My second day at the Spartakiade was dedicated to the subject of graph databases.
In computing, a graph database is a database that uses graph structures for semantic queries with nodes, edges, and properties to represent and store data. A graph database is any storage system that provides index-free adjacency. This means that every element contains a direct pointer to its adjacent elements and no index lookups are necessary. General graph databases that can store any graph are distinct from specialized graph databases such as triplestores and network databases. (source: Wikipedia)
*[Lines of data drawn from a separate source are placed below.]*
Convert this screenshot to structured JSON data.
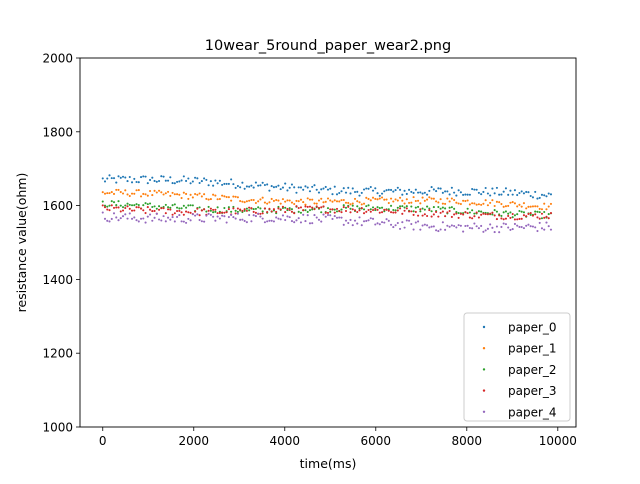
{
  "chart_data": {
    "type": "scatter",
    "title": "10wear_5round_paper_wear2.png",
    "xlabel": "time(ms)",
    "ylabel": "resistance value(ohm)",
    "xlim": [
      -500,
      10400
    ],
    "ylim": [
      1000,
      2000
    ],
    "x_ticks": [
      0,
      2000,
      4000,
      6000,
      8000,
      10000
    ],
    "y_ticks": [
      1000,
      1200,
      1400,
      1600,
      1800,
      2000
    ],
    "x_tick_labels": [
      "0",
      "2000",
      "4000",
      "6000",
      "8000",
      "10000"
    ],
    "y_tick_labels": [
      "1000",
      "1200",
      "1400",
      "1600",
      "1800",
      "2000"
    ],
    "grid": false,
    "legend_position": "lower right",
    "x_range": [
      0,
      9850
    ],
    "point_count": 200,
    "series": [
      {
        "name": "paper_0",
        "color": "#1f77b4",
        "start": 1670,
        "end": 1625,
        "noise": 12
      },
      {
        "name": "paper_1",
        "color": "#ff7f0e",
        "start": 1630,
        "end": 1600,
        "noise": 9
      },
      {
        "name": "paper_2",
        "color": "#2ca02c",
        "start": 1600,
        "end": 1580,
        "noise": 9
      },
      {
        "name": "paper_3",
        "color": "#d62728",
        "start": 1592,
        "end": 1577,
        "noise": 10
      },
      {
        "name": "paper_4",
        "color": "#9467bd",
        "start": 1575,
        "end": 1540,
        "noise": 13
      }
    ]
  }
}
The workshop was led by Stephan (@Piratevsninja) – thank you very much! – and we used Neo4j, the most popular open source graph database. After this day of dive-in I can say I can start to create my first graph database application without asking myself all the time what the hell am I doing 🙂
Also: what is a graph database?
On a very high level we can split the databases into two types: RDBMS and NoSQL. In other words: into relational and nonrelational storages.
NoSQL databases – called by Martin Fowler Not Only SQL have the main focus on the data model and not on the relations between the data. Mostly there isn’t any relation between the entities. They can be differentiated based on the data model they use. Here some examples: Key-value storages (Redis, CouchDB, etc.), Document DBs (Lotus Notes, MongoDB, etc.), Column based DBs (Cassandra, HBase, etc.).
Relational databases (RDBMS) store the data denormalized and define the relations between the data types (also ALL the entries of one type). I don’t think I have to give examples for our plain old databases: if you can join and distinct data you are in the world of relational databases.
Graph databases combine both worlds: they are relational databases with the main focus on the relations between the data (not between the data model) – or like Stephan formulated it: they put data in the context of relationships.
How you define the content ?
A graph database contains nodes (instances like “Emil” and “Ian”) and relations between these nodes (“knows”). One node is defined through some properties and can be grouped through labels. They often have aliases to be easier to work with them:
Emil:Person {name:"Emil", age:"20"}, Ian:Person {name:"Ian"}
One relation is defined through a name, the nodes it connects and the direction of this connection. Relations can also have properties but they should be very carefully chosen. They must describe the relation and not the nodes.
(Emil)-[:KNOWS {certainty:100}]->(Ian)
Now is clear to see what is the difference between a “plain” relational and a graph database: for the former you care always about the data. For the latter the data means nothing without the relation to some other data.
Fine, I can set actors in relations. So what?
The most important point is: think around a corner. The fact that I can report that Ian knows Emil and Johann knows Emil too can be interesting but I don’t think there are any new business ideas in the domain of social connections which weren’t evaluated yet. What about the information that only 20% of the Swedish tourists who visit Germany and are between 18 and 25 do not speak German? This is surely a VERY interesting to know if you sell German dictionaries in the near of Universities…
I just invented this idea – I have no idea how many Swedish guys between 18 and 25 are speaking German 😉 – but this is what I mean with think around a corner!
What else remains to do?
After giving a good thought to the design: the relations and the connected data – like ids and oder characteristics but only if they are must-have – there are only a few things to do. Neo4j just like all the other graph databases have some kind of API to create, insert, update and query data. You only have to save the data across your application and create a UI (or use the one from Neo4j which is one of the coolest UI I ever saw) to create reports. Put this reports in front of the business analyst and you are done!